Core Diangostics was represented by in-house council.
Here are the relevant facts and findings by the one member panel:
The Complainant first started business in 2011.
It registered its trademarks in 2012.
The Respondent registered the disputed domain name in 2001 and has been using it since then to promote various medical diagnostic products.
“The Respondent notes that he registered the disputed domain name in 2001, and has been using it since then to promote various medical diagnostic products, while the Complainant started its business in 2011 and first applied for its trademark in 2012. ”
“Because the Respondent’s registration of the disputed domain name predates the Complainant’s mark, the Panel finds that the Respondent could not have registered the disputed domain name in bad faith.”
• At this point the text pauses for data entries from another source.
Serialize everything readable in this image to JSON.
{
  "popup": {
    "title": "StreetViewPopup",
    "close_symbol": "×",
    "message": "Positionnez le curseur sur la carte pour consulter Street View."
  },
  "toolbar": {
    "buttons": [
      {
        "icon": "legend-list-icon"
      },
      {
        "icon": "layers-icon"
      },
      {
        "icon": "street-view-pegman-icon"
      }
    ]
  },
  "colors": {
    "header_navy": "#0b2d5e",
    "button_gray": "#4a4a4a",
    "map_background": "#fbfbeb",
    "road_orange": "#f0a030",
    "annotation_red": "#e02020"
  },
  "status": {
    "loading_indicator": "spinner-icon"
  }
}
Reverse Domain Name Hijacking means using the Policy in bad faith to attempt to deprive a registered domain-name holder of a domain name.
The Respondent invokes this provision when he requests the Panel to find that the Complainant is using the Policy in a bad faith attempt to deprive a registered domain name holder of a domain name.
“Clearly, the launching of an unjustifiable Complaint with malice aforethought qualifies, as would the pursuit of a Complaint after the Complainant knew it to be insupportable.”
“The Respondent notes that his registration of the disputed domain name far predates Complainant’s claim of rights in the CORE DIAGNOSTICS mark.
“The Complainant knew this because it produced the WhoIs record for the disputed domain name as an attachment to its Complaint.
“Thus the Complainant should have known that it was unable to prove that the Respondent registered and is using the disputed domain name in bad faith.
“This suffices to establish Reverse Domain Name Hijacking.”
“Consequently, the Panel finds that the Complaint was submitted in an attempt to hijack the Respondent’s domain name.”